A Predictive Flexibility Aggregation Method for Low Voltage Distribution System Control

Abstract

This paper presents a method for predictive aggregation of the available flexibility at the residential unit level into a flexibility chart that represents the admissible active and reactive powers, along with the associated flexibility value. The method is also combined with centralized optimization to design a predictive privacy-preserving control scheme to manage low-voltage distribution systems in real-time. Similarly to hierarchical control strategies, this approach divides the optimization horizon into a real-time stage, responsible for decisions in the current market period, and an operational planning stage, which deals with decisions outside of this interval.

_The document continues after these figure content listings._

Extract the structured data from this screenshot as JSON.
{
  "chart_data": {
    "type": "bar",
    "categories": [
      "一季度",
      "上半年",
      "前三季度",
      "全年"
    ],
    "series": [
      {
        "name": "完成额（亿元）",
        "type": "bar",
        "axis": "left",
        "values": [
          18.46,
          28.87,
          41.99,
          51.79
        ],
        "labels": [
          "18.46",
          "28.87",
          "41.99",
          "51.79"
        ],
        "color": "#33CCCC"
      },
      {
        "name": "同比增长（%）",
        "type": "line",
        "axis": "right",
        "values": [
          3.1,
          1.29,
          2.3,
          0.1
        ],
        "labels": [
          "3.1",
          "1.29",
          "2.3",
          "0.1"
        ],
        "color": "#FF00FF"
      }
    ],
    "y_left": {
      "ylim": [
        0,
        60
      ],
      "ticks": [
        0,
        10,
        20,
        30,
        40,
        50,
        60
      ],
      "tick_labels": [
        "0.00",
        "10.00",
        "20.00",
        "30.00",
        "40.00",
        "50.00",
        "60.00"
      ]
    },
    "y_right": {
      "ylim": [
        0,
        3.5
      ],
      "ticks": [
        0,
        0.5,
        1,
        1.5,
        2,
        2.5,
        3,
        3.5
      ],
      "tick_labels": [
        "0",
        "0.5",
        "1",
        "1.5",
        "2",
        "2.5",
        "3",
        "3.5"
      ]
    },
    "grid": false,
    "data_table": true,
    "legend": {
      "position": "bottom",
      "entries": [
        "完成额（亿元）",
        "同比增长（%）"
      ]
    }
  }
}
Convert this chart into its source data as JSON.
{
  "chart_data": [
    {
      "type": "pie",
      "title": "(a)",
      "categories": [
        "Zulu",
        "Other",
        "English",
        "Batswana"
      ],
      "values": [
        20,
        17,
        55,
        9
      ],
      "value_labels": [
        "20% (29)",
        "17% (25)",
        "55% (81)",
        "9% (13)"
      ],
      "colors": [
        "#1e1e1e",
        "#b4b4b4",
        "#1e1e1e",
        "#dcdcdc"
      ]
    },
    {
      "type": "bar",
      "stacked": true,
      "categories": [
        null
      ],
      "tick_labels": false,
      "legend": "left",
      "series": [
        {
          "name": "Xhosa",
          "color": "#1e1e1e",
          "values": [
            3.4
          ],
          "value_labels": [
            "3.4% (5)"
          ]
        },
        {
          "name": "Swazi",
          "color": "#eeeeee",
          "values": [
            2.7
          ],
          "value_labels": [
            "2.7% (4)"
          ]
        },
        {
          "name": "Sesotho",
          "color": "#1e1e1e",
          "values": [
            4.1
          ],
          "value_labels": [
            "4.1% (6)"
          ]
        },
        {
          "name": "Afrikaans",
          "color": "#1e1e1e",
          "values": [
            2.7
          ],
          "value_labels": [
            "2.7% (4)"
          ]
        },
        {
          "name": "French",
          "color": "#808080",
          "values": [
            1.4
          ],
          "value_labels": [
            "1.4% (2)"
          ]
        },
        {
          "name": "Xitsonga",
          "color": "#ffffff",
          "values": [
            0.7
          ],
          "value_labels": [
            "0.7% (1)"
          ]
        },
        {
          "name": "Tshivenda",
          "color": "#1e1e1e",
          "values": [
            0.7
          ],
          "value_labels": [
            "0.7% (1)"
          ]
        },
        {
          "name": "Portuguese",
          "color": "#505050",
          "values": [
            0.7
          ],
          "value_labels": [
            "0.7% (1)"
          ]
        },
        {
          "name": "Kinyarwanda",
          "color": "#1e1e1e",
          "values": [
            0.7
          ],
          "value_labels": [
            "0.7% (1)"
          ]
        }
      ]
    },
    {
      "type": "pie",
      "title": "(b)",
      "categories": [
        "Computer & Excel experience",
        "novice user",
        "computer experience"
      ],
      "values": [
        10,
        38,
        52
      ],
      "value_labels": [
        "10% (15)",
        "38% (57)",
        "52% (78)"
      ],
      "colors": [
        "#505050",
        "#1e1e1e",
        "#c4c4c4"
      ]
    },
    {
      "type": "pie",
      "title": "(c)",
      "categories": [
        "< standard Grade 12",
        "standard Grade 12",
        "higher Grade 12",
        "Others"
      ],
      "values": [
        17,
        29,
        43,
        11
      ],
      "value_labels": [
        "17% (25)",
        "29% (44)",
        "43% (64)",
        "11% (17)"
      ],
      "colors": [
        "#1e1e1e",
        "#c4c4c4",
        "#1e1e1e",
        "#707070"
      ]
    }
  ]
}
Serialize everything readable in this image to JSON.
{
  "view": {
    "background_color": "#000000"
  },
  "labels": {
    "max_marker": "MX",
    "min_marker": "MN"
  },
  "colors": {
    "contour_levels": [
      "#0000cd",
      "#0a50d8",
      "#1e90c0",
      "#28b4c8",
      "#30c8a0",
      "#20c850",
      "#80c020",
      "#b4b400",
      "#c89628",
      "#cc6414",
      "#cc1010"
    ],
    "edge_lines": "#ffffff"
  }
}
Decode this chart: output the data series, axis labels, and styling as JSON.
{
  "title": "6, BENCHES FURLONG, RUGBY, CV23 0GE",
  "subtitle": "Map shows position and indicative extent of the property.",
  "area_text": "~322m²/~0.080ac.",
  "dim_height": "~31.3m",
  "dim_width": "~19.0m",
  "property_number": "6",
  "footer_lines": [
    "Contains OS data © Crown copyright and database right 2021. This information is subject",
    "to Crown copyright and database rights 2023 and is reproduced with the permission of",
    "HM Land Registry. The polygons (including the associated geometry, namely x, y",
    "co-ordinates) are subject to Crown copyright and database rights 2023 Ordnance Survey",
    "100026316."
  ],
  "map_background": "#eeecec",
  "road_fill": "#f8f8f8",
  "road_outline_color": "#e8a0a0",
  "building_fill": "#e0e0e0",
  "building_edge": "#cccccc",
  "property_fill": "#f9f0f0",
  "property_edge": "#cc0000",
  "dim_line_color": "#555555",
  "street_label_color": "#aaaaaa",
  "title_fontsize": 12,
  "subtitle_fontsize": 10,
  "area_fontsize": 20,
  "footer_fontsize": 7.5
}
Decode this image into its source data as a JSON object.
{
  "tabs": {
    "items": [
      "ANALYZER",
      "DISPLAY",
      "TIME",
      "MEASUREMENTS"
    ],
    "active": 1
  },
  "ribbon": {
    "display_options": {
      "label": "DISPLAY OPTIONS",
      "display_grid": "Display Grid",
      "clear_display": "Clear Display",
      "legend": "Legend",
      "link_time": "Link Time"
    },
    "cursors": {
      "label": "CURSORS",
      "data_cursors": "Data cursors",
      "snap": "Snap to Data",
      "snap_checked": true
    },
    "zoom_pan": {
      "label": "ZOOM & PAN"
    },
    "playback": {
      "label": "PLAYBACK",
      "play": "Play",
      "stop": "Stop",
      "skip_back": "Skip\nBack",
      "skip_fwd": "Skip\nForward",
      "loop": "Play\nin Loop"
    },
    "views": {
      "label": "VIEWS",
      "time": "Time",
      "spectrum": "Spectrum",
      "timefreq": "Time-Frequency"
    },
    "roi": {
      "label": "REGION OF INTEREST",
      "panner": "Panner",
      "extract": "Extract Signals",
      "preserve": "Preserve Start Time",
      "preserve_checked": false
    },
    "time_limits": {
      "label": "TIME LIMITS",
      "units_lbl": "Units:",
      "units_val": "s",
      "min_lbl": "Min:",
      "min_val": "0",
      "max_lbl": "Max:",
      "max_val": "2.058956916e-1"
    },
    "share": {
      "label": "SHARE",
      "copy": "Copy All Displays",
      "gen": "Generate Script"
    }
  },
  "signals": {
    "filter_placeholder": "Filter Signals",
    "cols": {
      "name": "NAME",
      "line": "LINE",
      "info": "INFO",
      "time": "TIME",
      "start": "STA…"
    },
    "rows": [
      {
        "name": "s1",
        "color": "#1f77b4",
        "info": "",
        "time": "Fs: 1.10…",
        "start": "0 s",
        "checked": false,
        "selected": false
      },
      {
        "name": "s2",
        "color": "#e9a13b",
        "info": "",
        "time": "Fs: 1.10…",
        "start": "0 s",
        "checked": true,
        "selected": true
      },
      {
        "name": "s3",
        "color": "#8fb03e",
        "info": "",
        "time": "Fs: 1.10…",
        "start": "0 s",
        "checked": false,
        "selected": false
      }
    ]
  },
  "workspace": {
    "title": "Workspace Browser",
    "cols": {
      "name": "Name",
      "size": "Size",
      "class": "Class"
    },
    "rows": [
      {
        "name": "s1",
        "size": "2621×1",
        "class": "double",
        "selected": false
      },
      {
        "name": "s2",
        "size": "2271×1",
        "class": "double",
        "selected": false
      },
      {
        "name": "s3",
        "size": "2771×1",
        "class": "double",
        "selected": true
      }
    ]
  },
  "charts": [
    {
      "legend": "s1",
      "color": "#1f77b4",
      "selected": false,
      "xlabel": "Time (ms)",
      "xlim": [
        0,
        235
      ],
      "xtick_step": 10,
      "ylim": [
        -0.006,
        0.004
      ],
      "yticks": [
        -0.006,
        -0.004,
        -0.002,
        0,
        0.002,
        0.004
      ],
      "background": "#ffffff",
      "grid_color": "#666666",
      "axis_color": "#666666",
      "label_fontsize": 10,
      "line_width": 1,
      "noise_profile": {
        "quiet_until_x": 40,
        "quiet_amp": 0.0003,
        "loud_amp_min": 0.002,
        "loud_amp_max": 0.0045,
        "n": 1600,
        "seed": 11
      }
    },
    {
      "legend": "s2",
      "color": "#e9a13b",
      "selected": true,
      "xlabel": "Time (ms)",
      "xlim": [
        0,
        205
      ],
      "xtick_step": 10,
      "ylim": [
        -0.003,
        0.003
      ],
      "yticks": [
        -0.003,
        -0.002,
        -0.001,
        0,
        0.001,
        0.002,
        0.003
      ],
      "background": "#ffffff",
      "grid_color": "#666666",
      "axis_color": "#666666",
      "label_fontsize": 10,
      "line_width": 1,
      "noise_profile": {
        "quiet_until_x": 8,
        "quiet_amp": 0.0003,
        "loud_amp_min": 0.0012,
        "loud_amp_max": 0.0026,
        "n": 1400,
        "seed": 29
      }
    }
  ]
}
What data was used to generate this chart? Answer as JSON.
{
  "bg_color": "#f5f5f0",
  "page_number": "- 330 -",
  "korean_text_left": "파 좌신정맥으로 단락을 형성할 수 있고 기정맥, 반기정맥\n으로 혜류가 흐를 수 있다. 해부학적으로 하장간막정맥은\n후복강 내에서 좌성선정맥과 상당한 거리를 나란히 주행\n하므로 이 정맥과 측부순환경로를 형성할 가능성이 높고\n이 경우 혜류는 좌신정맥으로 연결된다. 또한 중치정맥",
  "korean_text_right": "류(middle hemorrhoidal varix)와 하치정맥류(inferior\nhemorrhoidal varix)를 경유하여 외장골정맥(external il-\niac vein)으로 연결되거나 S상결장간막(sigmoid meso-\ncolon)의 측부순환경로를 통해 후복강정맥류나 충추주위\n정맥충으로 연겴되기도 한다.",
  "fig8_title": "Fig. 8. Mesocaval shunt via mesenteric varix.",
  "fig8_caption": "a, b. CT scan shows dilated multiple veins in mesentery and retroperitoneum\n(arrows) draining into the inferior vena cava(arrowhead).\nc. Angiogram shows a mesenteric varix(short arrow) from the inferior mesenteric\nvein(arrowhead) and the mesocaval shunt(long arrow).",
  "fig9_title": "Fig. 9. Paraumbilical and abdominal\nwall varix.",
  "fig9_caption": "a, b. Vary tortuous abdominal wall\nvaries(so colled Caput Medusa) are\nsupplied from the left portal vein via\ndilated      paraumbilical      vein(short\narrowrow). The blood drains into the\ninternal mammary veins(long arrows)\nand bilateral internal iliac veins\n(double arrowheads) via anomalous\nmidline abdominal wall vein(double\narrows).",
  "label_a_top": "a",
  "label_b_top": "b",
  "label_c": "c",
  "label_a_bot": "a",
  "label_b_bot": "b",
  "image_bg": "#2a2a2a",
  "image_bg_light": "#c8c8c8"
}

First, a multiparametric optimization problem is solved offline at the residential unit level. Then, an operational planning problem, also formulated as a parametric optimization problem, is solved to account for the forecasts. The method generates the desired flexibility chart by combining the results of these two problems with measurements. The resulting approach is compatible with real-time control requirements, as heavy computations are performed offline in a decentralized manner. By linking real-time flexibility assessment with energy scheduling, our approach enables efficient and cost-effective management of low-voltage distribution systems. We validate this method on a low-voltage network of 43 buses by comparing it with a fully centralized optimization formulation with perfect foresight and a future-agnostic aggregation method.